LOCAL PRODUCER IN MISSING GREEK PLANE—ATHENS (AP) Harry Avery, Hollywood film and television producer, was reported to be a passenger on a chartered sports plane which failed to return to its base on the Greek island of Corfu last night. A brief radio message believed sent from the plane late yesterday afternoon indicated some unspecified trouble in flight.
Greek authorities have ordered a search of the mountainous area where the plane was apparently downed.
Mrs. Avery, the former actress Rhona Brent, is in seclusion in a hotel suite in Athens where Avery was preparing for the production of a major film.

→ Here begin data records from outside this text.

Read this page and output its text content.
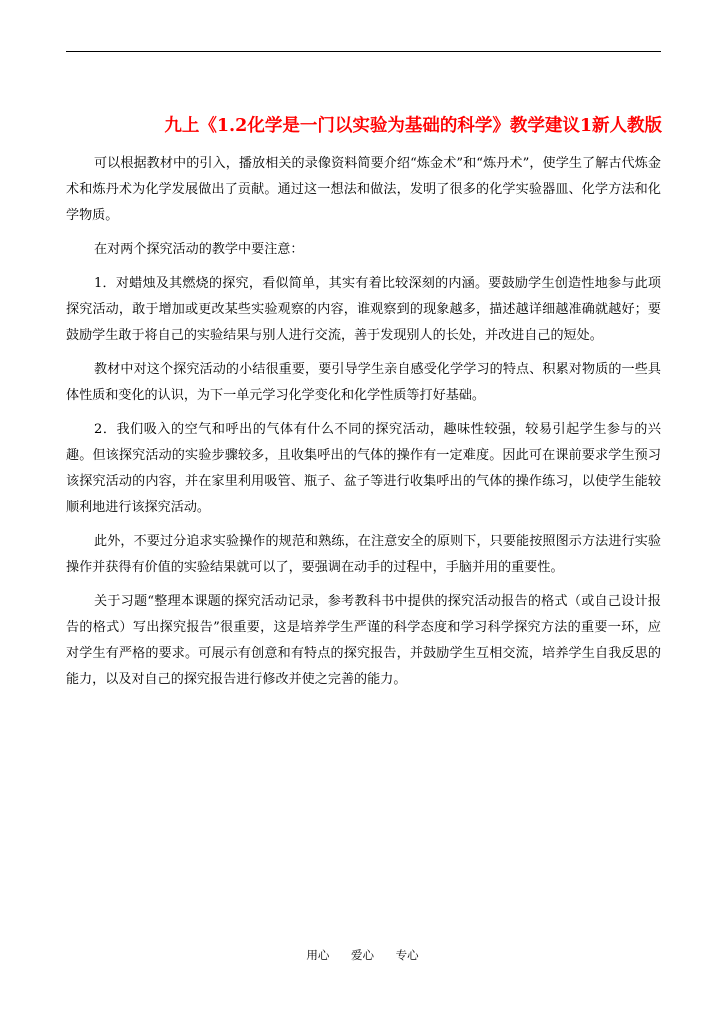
九上《1.2化学是一门以实验为基础的科学》教学建议1新人教版

可以根据教材中的引入，播放相关的录像资料简要介绍“炼金术”和“炼丹术”，使学生了解古代炼金术和炼丹术为化学发展做出了贡献。通过这一想法和做法，发明了很多的化学实验器皿、化学方法和化学物质。

在对两个探究活动的教学中要注意：

1．对蜡烛及其燃烧的探究，看似简单，其实有着比较深刻的内涵。要鼓励学生创造性地参与此项探究活动，敢于增加或更改某些实验观察的内容，谁观察到的现象越多，描述越详细越准确就越好；要鼓励学生敢于将自己的实验结果与别人进行交流，善于发现别人的长处，并改进自己的短处。

教材中对这个探究活动的小结很重要，要引导学生亲自感受化学学习的特点、积累对物质的一些具体性质和变化的认识，为下一单元学习化学变化和化学性质等打好基础。

2．我们吸入的空气和呼出的气体有什么不同的探究活动，趣味性较强，较易引起学生参与的兴趣。但该探究活动的实验步骤较多，且收集呼出的气体的操作有一定难度。因此可在课前要求学生预习该探究活动的内容，并在家里利用吸管、瓶子、盆子等进行收集呼出的气体的操作练习，以使学生能较顺利地进行该探究活动。

此外，不要过分追求实验操作的规范和熟练，在注意安全的原则下，只要能按照图示方法进行实验操作并获得有价值的实验结果就可以了，要强调在动手的过程中，手脑并用的重要性。

关于习题“整理本课题的探究活动记录，参考教科书中提供的探究活动报告的格式（或自己设计报告的格式）写出探究报告”很重要，这是培养学生严谨的科学态度和学习科学探究方法的重要一环，应对学生有严格的要求。可展示有创意和有特点的探究报告，并鼓励学生互相交流，培养学生自我反思的能力，以及对自己的探究报告进行修改并使之完善的能力。

用心 爱心 专心
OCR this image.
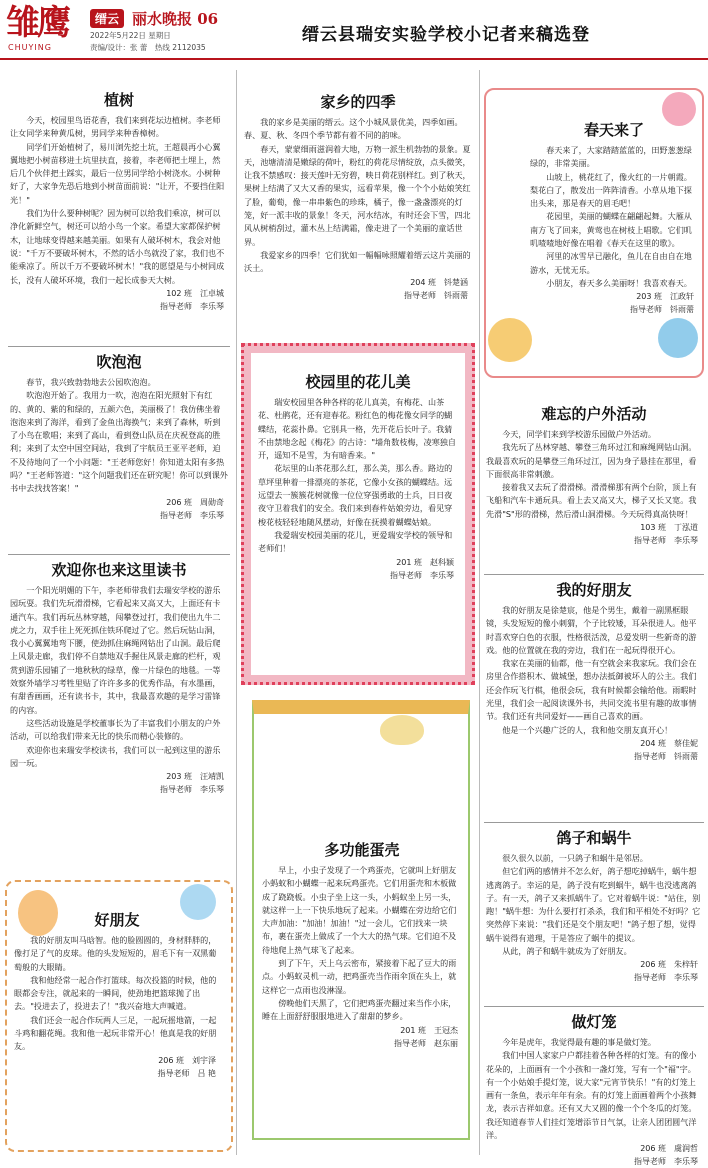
雏鹰
CHUYING
缙云 丽水晚报 06
2022年5月22日 星期日
责编/设计：张 蕾　热线 2112035
缙云县瑞安实验学校小记者来稿选登
植树

今天，校园里鸟语花香，我们来到花坛边植树。李老师让女同学来种黄瓜树，男同学来种香樟树。

同学们开始植树了，易川浏先挖土坑，王超晨再小心翼翼地把小树苗移进土坑里扶直，接着，李老师把土埋上，然后几个伙伴把土踩实，最后一位男同学给小树浇水。小树种好了，大家争先恐后地到小树苗面前说："让开，不要挡住阳光！"

我们为什么要种树呢？因为树可以给我们乘凉，树可以净化新鲜空气，树还可以给小鸟一个家。希望大家都保护树木，让地球变得越来越美丽。如果有人破坏树木，我会对他说："千万不要破坏树木，不然的话小鸟就没了家，我们也不能乘凉了。所以千万不要破坏树木！"我的愿望是与小树同成长，没有人破坏环境，我们一起长成参天大树。

102 班 江卓城
指导老师 李乐琴
吹泡泡

春节，我兴致勃勃地去公园吹泡泡。

吹泡泡开始了。我用力一吹，泡泡在阳光照射下有红的、黄的、紫的和绿的，五颜六色，美丽极了！我仿佛坐着泡泡来到了海洋，看到了金鱼出海换气；来到了森林，听到了小鸟在歌唱；来到了高山，看到登山队员在庆祝登高的胜利；来到了太空中国空间站，我到了宇航员王亚平老师，迫不及待地问了一个小问题："王老师您好！你知道太阳有多热吗？"王老师答道："这个问题我们还在研究呢！你可以到课外书中去找找答案！"

206 班 周勋奇
指导老师 李乐琴
欢迎你也来这里读书

一个阳光明媚的下午，李老师带我们去瑞安学校的游乐园玩耍。我们先玩滑滑梯，它看起来又高又大，上面还有卡通汽车。我们再玩丛林穿越，闯攀登过打，我们使出九牛二虎之力，双手往上死死抓住铁环爬过了它。然后玩钻山洞，我小心翼翼地弯下腰，使劲抓住麻绳网钻出了山洞。最后爬上风景走廊，我们停不自禁地双手握住风景走廊的栏杆，观赏到游乐园铺了一地秋秋的绿草，像一片绿色的地毯。一等效察外墙学习考牲里贴了许许多多的优秀作品，有水墨画，有甜香画画，还有读书卡，其中，我最喜欢趣的是学习雷锋的内容。

这些活动设施是学校董事长为了丰富我们小朋友的户外活动，可以给我们带来无比的快乐而精心装修的。

欢迎你也来瑞安学校读书，我们可以一起到这里的游乐园一玩。

203 班 汪靖凯
指导老师 李乐琴
好朋友

我的好朋友叫马晗智。他的脸圆圆的，身材胖胖的，像打足了气的皮球。他的头发短短的，眉毛下有一双黑葡萄般的大眼睛。

我和他经常一起合作打篮球。每次投篮的时候，他的眼都会专注，就起来的一瞬间，使劲地把篮球抛了出去。"投进去了，投进去了！"我兴奋地大声喊道。

我们还会一起合作玩两人三足，一起玩摇地箭，一起斗鸡和翻花绳。我和他一起玩非常开心！他真是我的好朋友。

206 班 刘宇泽
指导老师 吕 艳
家乡的四季

我的家乡是美丽的缙云。这个小城风景优美，四季如画。春、夏、秋、冬四个季节都有着不同的韵味。

春天，蒙蒙细雨滋润着大地，万物一派生机勃勃的景象。夏天，池塘清清是嫩绿的荷叶，粉红的荷花尽情绽放，点头微笑，让我不禁感叹：接天莲叶无穷碧，映日荷花别样红。到了秋天，果树上结满了又大又香的果实，远看苹果，像一个个小姑娘笑红了脸，葡萄，像一串串紫色的珍珠，橘子，像一盏盏漂亮的灯笼，好一派丰收的景象！冬天，河水结冰，有时还会下雪，四北风从树梢刮过，灌木丛上结满霜，像走进了一个美丽的童话世界。

我爱家乡的四季！它们犹如一幅幅咏照耀着缙云这片美丽的沃土。

204 班 钭楚涵
指导老师 钭雨薷
校园里的花儿美

瑞安校园里各种各样的花儿真美，有梅花、山茶花、杜鹃花，还有迎春花。粉红色的梅花像女同学的蝴蝶结，花蕊扑鼻。它别具一格，先开花后长叶子。我猜不由禁地念起《梅花》的古诗："墙角数枝梅，凌寒独自开，遥知不是雪，为有暗香来。"

花坛里的山茶花那么红，那么美，那么香。路边的草坪里种着一排漂亮的茶花，它像小女孩的蝴蝶结。远远望去一簇簇花树就像一位位穿强勇敢的士兵，日日夜夜守卫着我们的安全。我们来到春杵姑娘旁边，看见穿梭花枝轻轻地随风摆动，好像在抚摸着蝴蝶姑娘。

我爱瑞安校园美丽的花儿，更爱瑞安学校的领导和老师们！

201 班 赵科颖
指导老师 李乐琴
多功能蛋壳

早上，小虫子发现了一个鸡蛋壳，它就叫上好朋友小蚂蚁和小蝴蝶一起来玩鸡蛋壳。它们用蛋壳和木板做成了跷跷板。小虫子坐上这一头，小蚂蚁坐上另一头，就这样一上一下快乐地玩了起来。小蝴蝶在旁边给它们大声加油："加油！加油！"过一会儿，它们找来一块布，裹在蛋壳上做成了一个大大的热气球。它们迫不及待地爬上热气球飞了起来。

到了下午，天上乌云密布，紧接着下起了豆大的雨点。小蚂蚁灵机一动，把鸡蛋壳当作雨伞顶在头上，就这样它一点雨也没淋湿。

傍晚他们天黑了，它们把鸡蛋壳翻过来当作小床，睡在上面舒舒服服地进入了甜甜的梦乡。

201 班 王冠杰
指导老师 赵东丽
春天来了

春天来了，大家踏踏蓝蓝的，田野葱葱绿绿的，非常美丽。

山坡上，桃花红了，像火红的一片朝霞。梨花白了，散发出一阵阵清香。小草从地下探出头来，那是春天的眉毛吧！

花园里，美丽的蝴蝶在翩翩起舞。大雁从南方飞了回来，黄莺也在树枝上唱歌。它们叽叽喳喳地好像在唱着《春天在这里的歌》。

河里的冰雪早已融化，鱼儿在自由自在地游水，无忧无乐。

小朋友，春天多么美丽呀！我喜欢春天。

203 班 江政轩
指导老师 钭雨薷
难忘的户外活动

今天，同学们来到学校游乐园做户外活动。

我先玩了丛林穿越、攀登三角环过江和麻绳网钻山洞。我最喜欢玩的是攀登三角环过江，因为身子悬挂在那里，看下面很高非常刺激。

接着我又去玩了滑滑梯。滑滑梯那有两个台阶，顶上有飞船和汽车卡通玩具。看上去又高又大，梯子又长又宽。我先滑"S"形的滑梯，然后滑山洞滑梯。今天玩得真高快呀！

103 班 丁泓道
指导老师 李乐琴
我的好朋友

我的好朋友是徐楚宸，他是个男生，戴着一副黑框眼镜，头发短短的像小刺猬，个子比较矮，耳朵很进人。他平时喜欢穿白色的衣服，性格很活泼，总爱发明一些新奇的游戏。他的位置就在我的旁边，我们在一起玩得很开心。

我家在美丽的仙都，他一有空就会来我家玩。我们会在房里合作搭积木、做城堡，想办法抵御被坏人的公主。我们还会作玩飞行棋，他很会玩，我有时候都会输给他。雨暇时光里，我们会一起阅读课外书，共同交流书里有趣的故事情节。我们还有共同爱好——画自己喜欢的画。

他是一个兴趣广泛的人，我和他交朋友真开心！

204 班 蔡佳妮
指导老师 钭雨薷
鸽子和蜗牛

很久很久以前，一只鸽子和蜗牛是邻居。

但它们两的感情并不怎么好，鸽子想吃掉蜗牛，蜗牛想逃离鸽子。幸运的是，鸽子没有吃到蜗牛，蜗牛也没逃离鸽子。有一天，鸽子又来抓蜗牛了。它对着蜗牛说："站住，别跑！"蜗牛想：为什么要打打杀杀，我们和平相处不好吗？它突然停下来说："我们还是交个朋友吧！"鸽子想了想，觉得蜗牛说得有道理，于是答应了蜗牛的提议。

从此，鸽子和蜗牛就成为了好朋友。

206 班 朱梓轩
指导老师 李乐琴
做灯笼

今年是虎年，我觉得最有趣的事是做灯笼。

我们中国人家家户户都挂着各种各样的灯笼。有的像小花朵的，上面画有一个小孩和一盏灯笼，写有一个"福"字。有一个小姑娘手提灯笼，说大家"元宵节快乐！"有的灯笼上画有一条鱼，表示年年有余。有的灯笼上面画着两个小孩舞龙，表示吉祥如意。还有又大又圆的像一个个冬瓜的灯笼。我还知道春节人们挂灯笼增添节日气氛，让亲人团团圆气洋洋。

206 班 虞润哲
指导老师 李乐琴
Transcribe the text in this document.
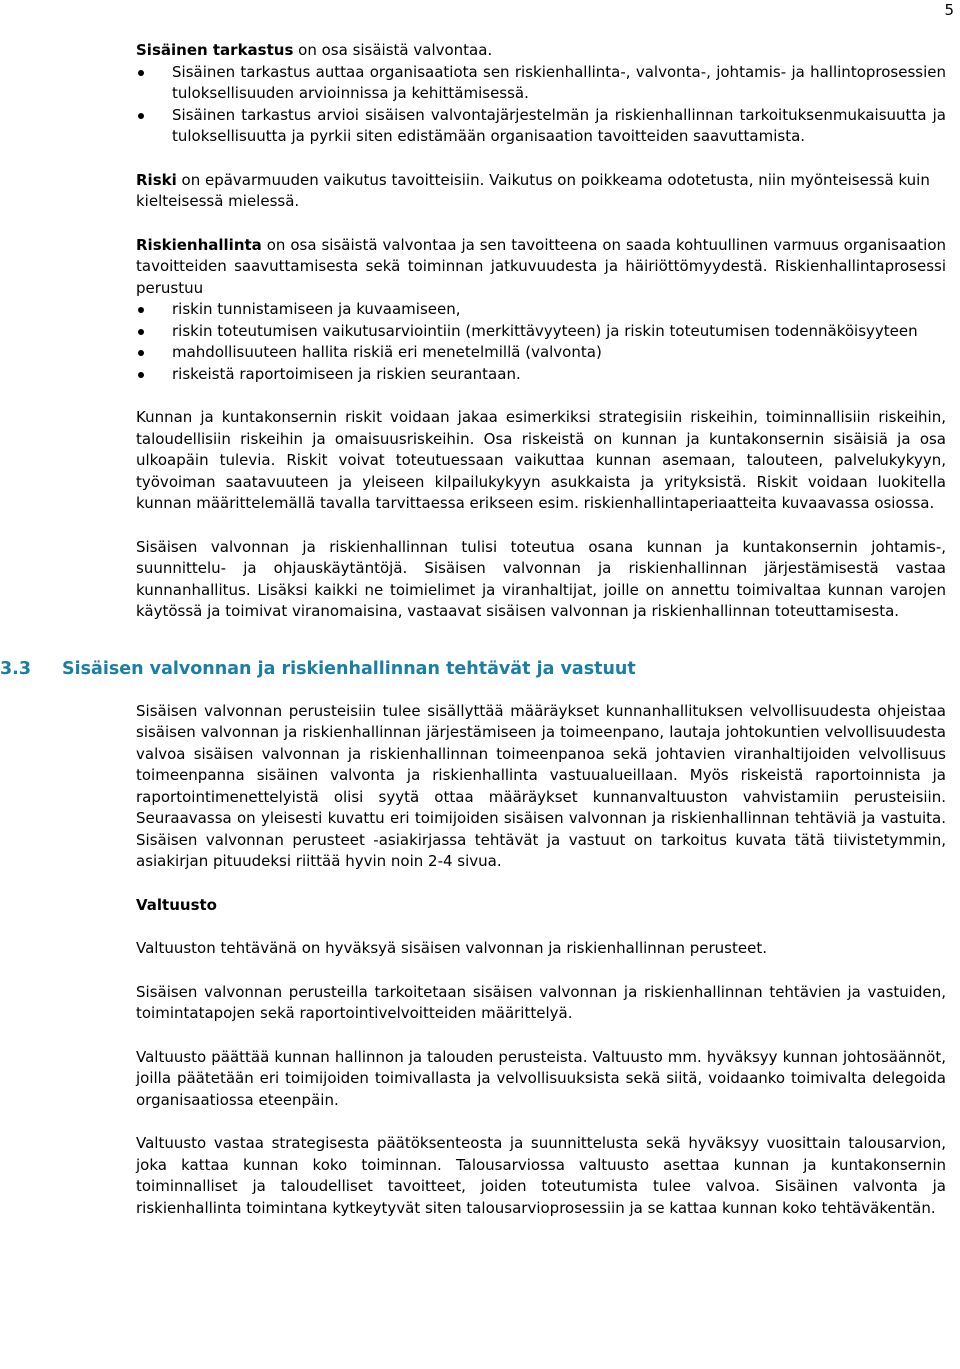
5

Sisäinen tarkastus on osa sisäistä valvontaa.

Sisäinen tarkastus auttaa organisaatiota sen riskienhallinta-, valvonta-, johtamis- ja hallintoprosessien tuloksellisuuden arvioinnissa ja kehittämisessä.
Sisäinen tarkastus arvioi sisäisen valvontajärjestelmän ja riskienhallinnan tarkoituksenmukaisuutta ja tuloksellisuutta ja pyrkii siten edistämään organisaation tavoitteiden saavuttamista.

Riski on epävarmuuden vaikutus tavoitteisiin. Vaikutus on poikkeama odotetusta, niin myönteisessä kuin kielteisessä mielessä.

Riskienhallinta on osa sisäistä valvontaa ja sen tavoitteena on saada kohtuullinen varmuus organisaation tavoitteiden saavuttamisesta sekä toiminnan jatkuvuudesta ja häiriöttömyydestä. Riskienhallintaprosessi perustuu

riskin tunnistamiseen ja kuvaamiseen,
riskin toteutumisen vaikutusarviointiin (merkittävyyteen) ja riskin toteutumisen todennäköisyyteen
mahdollisuuteen hallita riskiä eri menetelmillä (valvonta)
riskeistä raportoimiseen ja riskien seurantaan.

Kunnan ja kuntakonsernin riskit voidaan jakaa esimerkiksi strategisiin riskeihin, toiminnallisiin riskeihin, taloudellisiin riskeihin ja omaisuusriskeihin. Osa riskeistä on kunnan ja kuntakonsernin sisäisiä ja osa ulkoapäin tulevia. Riskit voivat toteutuessaan vaikuttaa kunnan asemaan, talouteen, palvelukykyyn, työvoiman saatavuuteen ja yleiseen kilpailukykyyn asukkaista ja yrityksistä. Riskit voidaan luokitella kunnan määrittelemällä tavalla tarvittaessa erikseen esim. riskienhallintaperiaatteita kuvaavassa osiossa.

Sisäisen valvonnan ja riskienhallinnan tulisi toteutua osana kunnan ja kuntakonsernin johtamis-, suunnittelu- ja ohjauskäytäntöjä. Sisäisen valvonnan ja riskienhallinnan järjestämisestä vastaa kunnanhallitus. Lisäksi kaikki ne toimielimet ja viranhaltijat, joille on annettu toimivaltaa kunnan varojen käytössä ja toimivat viranomaisina, vastaavat sisäisen valvonnan ja riskienhallinnan toteuttamisesta.

3.3 Sisäisen valvonnan ja riskienhallinnan tehtävät ja vastuut

Sisäisen valvonnan perusteisiin tulee sisällyttää määräykset kunnanhallituksen velvollisuudesta ohjeistaa sisäisen valvonnan ja riskienhallinnan järjestämiseen ja toimeenpano, lautaja johtokuntien velvollisuudesta valvoa sisäisen valvonnan ja riskienhallinnan toimeenpanoa sekä johtavien viranhaltijoiden velvollisuus toimeenpanna sisäinen valvonta ja riskienhallinta vastuualueillaan. Myös riskeistä raportoinnista ja raportointimenettelyistä olisi syytä ottaa määräykset kunnanvaltuuston vahvistamiin perusteisiin. Seuraavassa on yleisesti kuvattu eri toimijoiden sisäisen valvonnan ja riskienhallinnan tehtäviä ja vastuita. Sisäisen valvonnan perusteet -asiakirjassa tehtävät ja vastuut on tarkoitus kuvata tätä tiivistetymmin, asiakirjan pituudeksi riittää hyvin noin 2-4 sivua.

Valtuusto

Valtuuston tehtävänä on hyväksyä sisäisen valvonnan ja riskienhallinnan perusteet.

Sisäisen valvonnan perusteilla tarkoitetaan sisäisen valvonnan ja riskienhallinnan tehtävien ja vastuiden, toimintatapojen sekä raportointivelvoitteiden määrittelyä.

Valtuusto päättää kunnan hallinnon ja talouden perusteista. Valtuusto mm. hyväksyy kunnan johtosäännöt, joilla päätetään eri toimijoiden toimivallasta ja velvollisuuksista sekä siitä, voidaanko toimivalta delegoida organisaatiossa eteenpäin.

Valtuusto vastaa strategisesta päätöksenteosta ja suunnittelusta sekä hyväksyy vuosittain talousarvion, joka kattaa kunnan koko toiminnan. Talousarviossa valtuusto asettaa kunnan ja kuntakonsernin toiminnalliset ja taloudelliset tavoitteet, joiden toteutumista tulee valvoa. Sisäinen valvonta ja riskienhallinta toimintana kytkeytyvät siten talousarvioprosessiin ja se kattaa kunnan koko tehtäväkentän.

Somewhere in Europe. Of course that bland receptionist at Harry’s office had known all the time where to reach him. But now nobody knew where to find Harry Avery, and that left Rhona sitting alone in an Athens hotel, possibly a widow, with all Harry’s money and nobody to protect her from the scavengers who would move in when she was most vulnerable. More important at the moment, she was the only person, aside from Harry, who knew the origin of
The Bandits;
she was the only person who knew what had happened to the carbons of the scripts he had left in the garage of her now-extinct bungalow court. Brad’s coffee turned cold while he thought about it. He wasn’t superstitious and he didn’t consider himself psychic; but he had survived the jungle by instinct and hunches, and instinct was giving him strong vibrations now. It seemed strange that he had awakened thinking of Rhona. Strange how the unexpected cheque came in the mail. Strange how there was just one woman he could never get out of his mind.